The authors of the study note that although the presence of antimicrobial resistance genes and mobile genetic elements in harmless soil bacteria may not pose a health threat, fertilization of fields with untreated animal manure that typically contains opportunistic pathogens could result in those bacteria acquiring resistance genes and spreading. The authors say that the effect of herbicides on soil microbiomes should be re-evaluated.
“While antibiotic resistance genes are not harmful per se, they will reduce the efficiency of antibiotics during clinical treatments,” study author Ville Friman, PhD, of the University of York, said in a university press release. “Keeping the frequency of resistance genes low will hence prolong the long-efficiency of antibiotics. As resistance genes can easily move between environments, agricultural fields could be globally important sources for resistance genes.”
Feb 16 Mol Biol Evol abstract
Feb 16 University of York press release
UK study shows sustained drop in outpatient antibiotics during pandemic
A decline in community antibiotic prescribing in North West London that began before the first COVID-19 peak in March 2020 was sustained for 8 months, UK researchers reported this week in Clinical Microbiology and Infection.
In the study, researchers from the UK National Institute for Health Research and Imperial College London analyzed individual prescribing records for 2 million people in North West London from January 2015 through November 2020 and conducted an interrupted time series analysis to determine whether there was a measurable change in antibiotic prescribing in primary care associated with the pandemic and the national response. Antibiotic prescriptions in 2020 were stratified by gender, age-group, ethnic group, and socioeconomic deprivation level, and prescribing records were linked to SARS-CoV-2 test results.
From January through November 2020, 730,001 primary care antibiotic prescriptions were identified. The interrupted time series analysis showed that the antibiotic prescribing volume in North West London had been declining before March 2020 at a rate of 584 items per month, but the rate of decline climbed to 3,504 items per month after March 2020.

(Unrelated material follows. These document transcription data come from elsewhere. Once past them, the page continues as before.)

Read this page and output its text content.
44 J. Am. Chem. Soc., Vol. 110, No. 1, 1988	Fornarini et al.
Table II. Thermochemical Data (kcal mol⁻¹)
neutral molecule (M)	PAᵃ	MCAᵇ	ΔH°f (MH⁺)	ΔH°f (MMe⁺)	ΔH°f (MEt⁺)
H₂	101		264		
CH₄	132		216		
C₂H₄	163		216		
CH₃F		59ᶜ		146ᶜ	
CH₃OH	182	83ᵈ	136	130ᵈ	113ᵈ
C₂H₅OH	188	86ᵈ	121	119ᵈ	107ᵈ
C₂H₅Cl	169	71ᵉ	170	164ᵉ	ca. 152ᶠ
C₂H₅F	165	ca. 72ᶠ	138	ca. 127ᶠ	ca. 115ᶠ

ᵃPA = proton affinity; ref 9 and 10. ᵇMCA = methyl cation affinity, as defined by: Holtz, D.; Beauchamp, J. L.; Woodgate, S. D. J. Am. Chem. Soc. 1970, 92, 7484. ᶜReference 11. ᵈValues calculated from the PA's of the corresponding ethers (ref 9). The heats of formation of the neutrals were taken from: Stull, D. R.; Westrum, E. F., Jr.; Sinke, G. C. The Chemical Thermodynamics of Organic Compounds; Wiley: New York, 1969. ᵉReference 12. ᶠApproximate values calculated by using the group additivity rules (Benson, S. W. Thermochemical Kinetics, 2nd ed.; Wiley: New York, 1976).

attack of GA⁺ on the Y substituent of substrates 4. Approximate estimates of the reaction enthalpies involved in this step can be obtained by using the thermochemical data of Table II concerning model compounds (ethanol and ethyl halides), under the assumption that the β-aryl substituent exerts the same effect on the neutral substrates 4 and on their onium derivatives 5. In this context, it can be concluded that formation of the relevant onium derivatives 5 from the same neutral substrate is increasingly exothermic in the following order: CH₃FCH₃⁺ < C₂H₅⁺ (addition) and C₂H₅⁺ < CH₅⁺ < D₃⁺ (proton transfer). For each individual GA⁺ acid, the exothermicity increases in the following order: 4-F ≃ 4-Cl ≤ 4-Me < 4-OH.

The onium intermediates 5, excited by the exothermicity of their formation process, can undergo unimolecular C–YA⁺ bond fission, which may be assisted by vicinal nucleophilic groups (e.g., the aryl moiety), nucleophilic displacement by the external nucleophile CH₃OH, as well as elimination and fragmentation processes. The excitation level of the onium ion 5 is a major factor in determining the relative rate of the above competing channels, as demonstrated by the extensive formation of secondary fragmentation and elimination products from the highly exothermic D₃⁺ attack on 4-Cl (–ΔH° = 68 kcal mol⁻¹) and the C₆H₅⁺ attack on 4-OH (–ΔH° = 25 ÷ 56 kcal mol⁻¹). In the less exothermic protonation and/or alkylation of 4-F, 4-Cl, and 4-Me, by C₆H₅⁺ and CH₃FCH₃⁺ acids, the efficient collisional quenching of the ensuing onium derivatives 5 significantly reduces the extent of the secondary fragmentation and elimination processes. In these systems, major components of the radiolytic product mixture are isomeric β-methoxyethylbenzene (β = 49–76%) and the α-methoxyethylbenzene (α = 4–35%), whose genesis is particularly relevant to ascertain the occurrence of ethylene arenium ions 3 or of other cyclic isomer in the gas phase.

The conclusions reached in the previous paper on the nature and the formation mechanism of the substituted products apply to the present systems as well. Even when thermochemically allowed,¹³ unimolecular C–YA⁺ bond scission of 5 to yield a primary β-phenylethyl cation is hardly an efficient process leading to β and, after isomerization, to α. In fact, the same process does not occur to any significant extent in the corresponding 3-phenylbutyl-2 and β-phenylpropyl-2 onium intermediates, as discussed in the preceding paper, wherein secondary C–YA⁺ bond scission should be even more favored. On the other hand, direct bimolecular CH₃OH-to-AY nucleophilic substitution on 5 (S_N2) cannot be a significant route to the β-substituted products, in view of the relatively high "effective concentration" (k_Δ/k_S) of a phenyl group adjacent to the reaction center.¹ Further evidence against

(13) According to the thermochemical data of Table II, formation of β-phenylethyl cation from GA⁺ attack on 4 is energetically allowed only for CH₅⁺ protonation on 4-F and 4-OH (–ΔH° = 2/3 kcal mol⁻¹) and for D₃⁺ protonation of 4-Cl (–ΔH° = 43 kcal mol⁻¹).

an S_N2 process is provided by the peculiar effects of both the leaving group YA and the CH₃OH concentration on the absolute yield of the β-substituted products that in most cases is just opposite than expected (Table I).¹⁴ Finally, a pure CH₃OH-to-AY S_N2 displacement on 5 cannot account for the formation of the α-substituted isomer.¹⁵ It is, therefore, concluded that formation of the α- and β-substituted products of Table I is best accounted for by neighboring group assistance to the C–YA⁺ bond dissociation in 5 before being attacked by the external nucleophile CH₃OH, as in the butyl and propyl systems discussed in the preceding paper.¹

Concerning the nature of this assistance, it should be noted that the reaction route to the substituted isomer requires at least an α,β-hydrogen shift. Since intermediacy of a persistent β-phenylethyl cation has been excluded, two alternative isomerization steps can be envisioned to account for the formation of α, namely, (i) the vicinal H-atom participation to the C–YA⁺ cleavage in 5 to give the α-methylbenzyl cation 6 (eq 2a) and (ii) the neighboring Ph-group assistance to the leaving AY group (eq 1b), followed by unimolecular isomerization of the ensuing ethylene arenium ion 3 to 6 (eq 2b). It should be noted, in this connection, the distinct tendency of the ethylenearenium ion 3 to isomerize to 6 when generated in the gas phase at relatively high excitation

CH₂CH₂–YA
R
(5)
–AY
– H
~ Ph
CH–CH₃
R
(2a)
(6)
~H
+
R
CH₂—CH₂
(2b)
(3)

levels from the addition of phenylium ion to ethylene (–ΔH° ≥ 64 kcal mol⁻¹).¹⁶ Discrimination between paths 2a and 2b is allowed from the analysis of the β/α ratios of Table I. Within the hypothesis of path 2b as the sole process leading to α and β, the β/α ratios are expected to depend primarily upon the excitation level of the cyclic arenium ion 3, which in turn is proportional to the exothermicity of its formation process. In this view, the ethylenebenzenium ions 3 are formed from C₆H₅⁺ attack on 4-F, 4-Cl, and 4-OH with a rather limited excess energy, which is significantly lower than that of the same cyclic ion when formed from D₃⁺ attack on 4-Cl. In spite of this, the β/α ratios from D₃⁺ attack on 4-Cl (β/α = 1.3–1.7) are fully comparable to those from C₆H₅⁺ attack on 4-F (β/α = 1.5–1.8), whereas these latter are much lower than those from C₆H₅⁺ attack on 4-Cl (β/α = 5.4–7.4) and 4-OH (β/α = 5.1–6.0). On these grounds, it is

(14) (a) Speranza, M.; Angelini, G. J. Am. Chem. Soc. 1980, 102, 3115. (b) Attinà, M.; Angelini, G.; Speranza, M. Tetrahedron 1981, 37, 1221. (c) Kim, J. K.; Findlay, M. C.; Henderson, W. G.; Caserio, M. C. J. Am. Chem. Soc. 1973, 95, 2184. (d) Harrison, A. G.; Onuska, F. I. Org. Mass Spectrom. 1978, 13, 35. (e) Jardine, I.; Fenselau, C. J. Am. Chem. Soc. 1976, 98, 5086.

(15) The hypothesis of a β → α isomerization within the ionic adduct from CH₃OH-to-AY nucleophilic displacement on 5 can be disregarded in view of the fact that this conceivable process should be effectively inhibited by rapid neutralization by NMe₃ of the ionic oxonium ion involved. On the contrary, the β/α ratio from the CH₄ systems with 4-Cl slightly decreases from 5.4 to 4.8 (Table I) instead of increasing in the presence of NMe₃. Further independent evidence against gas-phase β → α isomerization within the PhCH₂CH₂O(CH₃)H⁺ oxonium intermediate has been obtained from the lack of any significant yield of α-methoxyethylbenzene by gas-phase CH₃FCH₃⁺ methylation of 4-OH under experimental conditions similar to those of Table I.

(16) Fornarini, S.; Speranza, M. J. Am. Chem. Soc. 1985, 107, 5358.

The rate of decline was sustained beyond the initial peak of COVID-19 cases, with the antibiotic prescribing volume reaching its lowest level in August 2020. Reduced antibiotic prescribing continued into the second COVID-19 peak, which began in late September. The observed decline, which occurred despite primary care consultation rates returning to normal, was seen across all gender, age, ethnic, and socioeconomic groups.
From January through August 2020, prescribing of penicillins declined the most (57.2% of March levels), followed by macrolides (54.6%) and tetracyclines (45.0%). Among 6,158 COVID-19 patients, the most commonly prescribed antibiotics within 14 days of a positive test were amoxicillin (34.9%) and doxycycline (27.4%).
“The reduction in community prescribing associated with COVID-19 and the national pandemic response could potentially have a favourable impact on antimicrobial resistance,” the study authors wrote. “Our results need to be seen in the context of all antibiotic prescribing, and further monitoring is required to see whether this reduction persists and the impact that it will have.”